While many upper level bedrooms may not be the best place for tile, ranch style homes allow for creative tiling with bedrooms on the main floor. Oversized natural Tavartine tiles can give you a nice coolness underfoot in warmer climates and are great for radiant heat in cooler climes.
Give your bathroom a fun look with small, ceramic or porcelain tiles laid out in a fun pattern for the floor. This is definitely a room where moisture-resistance is a must. Using small tiles increases the amount of grout, improving traction. Bathrooms are a fun place to use lots of tile to create a dynamic, vibrant look!
This is another area where durable, moisture-resistant porcelain or ceramic tile like Eleganza’s Cementi is preferable to natural stone or hardwood.
Natural slate tile or slate-look porcelain or ceramic tile are great for entryways.
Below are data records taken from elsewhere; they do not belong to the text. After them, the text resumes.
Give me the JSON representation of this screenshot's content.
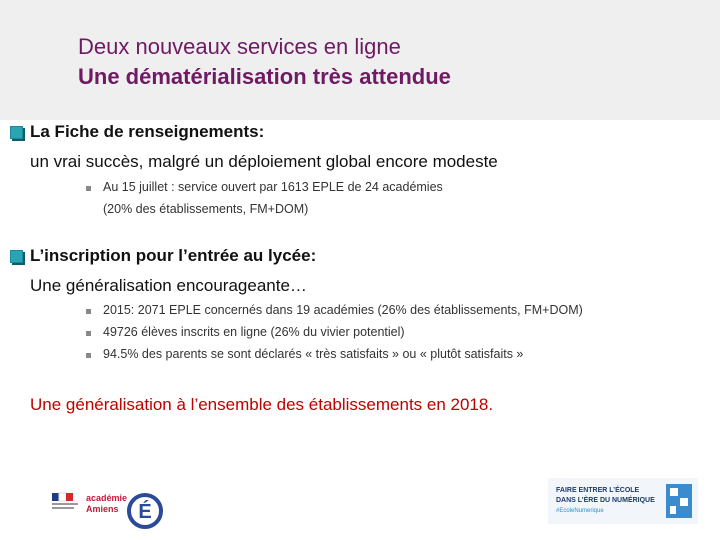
{
  "header": {
    "title": "Deux nouveaux services en ligne",
    "subtitle": "Une dématérialisation très attendue"
  },
  "sections": [
    {
      "heading": "La Fiche de renseignements:",
      "text": "un vrai succès, malgré un déploiement global encore modeste",
      "bullets": [
        [
          "Au 15 juillet : service ouvert par 1613 EPLE de 24 académies",
          "(20% des établissements, FM+DOM)"
        ]
      ]
    },
    {
      "heading": "L’inscription pour l’entrée au lycée:",
      "text": "Une généralisation encourageante…",
      "bullets": [
        [
          "2015: 2071 EPLE concernés dans 19 académies (26% des établissements, FM+DOM)"
        ],
        [
          "49726 élèves inscrits en ligne (26% du vivier potentiel)"
        ],
        [
          "94.5% des parents se sont déclarés « très satisfaits » ou « plutôt satisfaits »"
        ]
      ]
    }
  ],
  "conclusion": "Une généralisation à l’ensemble des établissements en 2018.",
  "footer": {
    "logo_left": [
      "académie",
      "Amiens"
    ],
    "logo_right": [
      "FAIRE ENTRER L’ÉCOLE",
      "DANS L’ÈRE DU NUMÉRIQUE",
      "#EcoleNumerique"
    ]
  }
}
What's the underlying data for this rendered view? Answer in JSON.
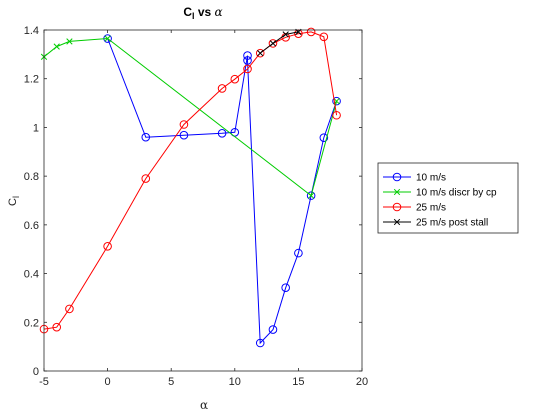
{
  "chart_data": {
    "type": "line",
    "title": "Cₗ vs α",
    "title_main": "C",
    "title_sub": "l",
    "title_rest": " vs ",
    "title_alpha": "α",
    "xlabel": "α",
    "ylabel_main": "C",
    "ylabel_sub": "l",
    "xlim": [
      -5,
      20
    ],
    "ylim": [
      0,
      1.4
    ],
    "xticks": [
      -5,
      0,
      5,
      10,
      15,
      20
    ],
    "xtick_labels": [
      "-5",
      "0",
      "5",
      "10",
      "15",
      "20"
    ],
    "yticks": [
      0,
      0.2,
      0.4,
      0.6,
      0.8,
      1,
      1.2,
      1.4
    ],
    "ytick_labels": [
      "0",
      "0.2",
      "0.4",
      "0.6",
      "0.8",
      "1",
      "1.2",
      "1.4"
    ],
    "grid": false,
    "legend_position": "outside-right",
    "series": [
      {
        "name": "10 m/s",
        "color": "#0000ff",
        "marker": "circle",
        "x": [
          0,
          3,
          6,
          9,
          10,
          11,
          11,
          12,
          13,
          14,
          15,
          16,
          17,
          18
        ],
        "y": [
          1.365,
          0.96,
          0.968,
          0.976,
          0.98,
          1.295,
          1.275,
          0.115,
          0.17,
          0.342,
          0.484,
          0.72,
          0.958,
          1.108
        ]
      },
      {
        "name": "10 m/s discr by cp",
        "color": "#00cc00",
        "marker": "x",
        "x": [
          -5,
          -4,
          -3,
          0,
          16,
          18
        ],
        "y": [
          1.29,
          1.332,
          1.353,
          1.365,
          0.72,
          1.108
        ]
      },
      {
        "name": "25 m/s",
        "color": "#ff0000",
        "marker": "circle",
        "x": [
          -5,
          -4,
          -3,
          0,
          3,
          6,
          9,
          10,
          11,
          12,
          13,
          14,
          15,
          16,
          17,
          18
        ],
        "y": [
          0.172,
          0.18,
          0.255,
          0.512,
          0.79,
          1.012,
          1.16,
          1.198,
          1.24,
          1.305,
          1.345,
          1.37,
          1.385,
          1.392,
          1.372,
          1.05
        ]
      },
      {
        "name": "25 m/s post stall",
        "color": "#000000",
        "marker": "x",
        "x": [
          12,
          13,
          14,
          15
        ],
        "y": [
          1.305,
          1.345,
          1.382,
          1.392
        ]
      }
    ]
  }
}
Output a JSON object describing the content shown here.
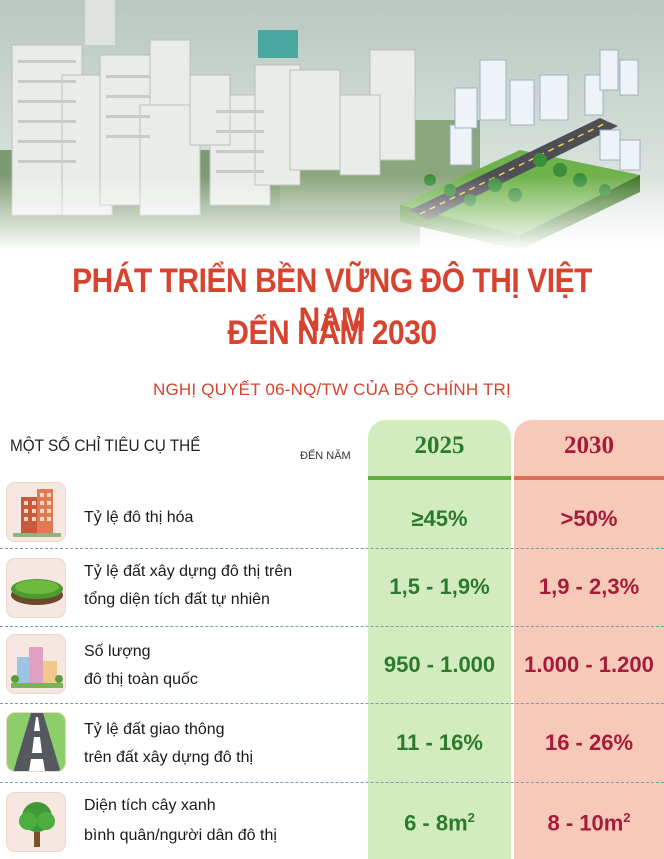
{
  "header": {
    "title_line1": "PHÁT TRIỂN BỀN VỮNG ĐÔ THỊ VIỆT NAM",
    "title_line2": "ĐẾN NĂM 2030",
    "subtitle": "NGHỊ QUYẾT 06-NQ/TW CỦA BỘ CHÍNH TRỊ"
  },
  "table": {
    "section_label": "MỘT SỐ CHỈ TIÊU CỤ THỂ",
    "year_prefix": "ĐẾN NĂM",
    "year_a": "2025",
    "year_b": "2030",
    "rows": [
      {
        "icon": "apartment-building-icon",
        "label1": "Tỷ lệ đô thị hóa",
        "label2": "",
        "v2025": "≥45%",
        "v2030": ">50%"
      },
      {
        "icon": "land-patch-icon",
        "label1": "Tỷ lệ đất xây dựng đô thị trên",
        "label2": "tổng diện tích đất tự nhiên",
        "v2025": "1,5 - 1,9%",
        "v2030": "1,9 - 2,3%"
      },
      {
        "icon": "city-cluster-icon",
        "label1": "Số lượng",
        "label2": "đô thị toàn quốc",
        "v2025": "950 - 1.000",
        "v2030": "1.000 - 1.200"
      },
      {
        "icon": "road-icon",
        "label1": "Tỷ lệ đất giao thông",
        "label2": "trên đất xây dựng đô thị",
        "v2025": "11 - 16%",
        "v2030": "16 - 26%"
      },
      {
        "icon": "tree-icon",
        "label1": "Diện tích cây xanh",
        "label2": "bình quân/người dân đô thị",
        "v2025": "6 - 8m",
        "v2030": "8 - 10m",
        "unit_sup": "2"
      }
    ]
  },
  "colors": {
    "title": "#d8432f",
    "green": "#2c7a2e",
    "red": "#a71b3a"
  }
}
The color variations mixed with a dark grout can help hide footprints that will always be part of the main entry into a house.
If you have a wine cellar, what looks better than stone? And using stone-look porcelain like Eleganza’s Eco-Tuscany can give you that great look with the moisture-resistance you want in a wine cellar.
Don’t forget the walkways to your house! Using natural slate tile will be less slippery than travartine or marble but still look great. If you live in a chilly climate, make sure to use cement or dry gravel instead of traditional mortar which won’t survive the weather as well!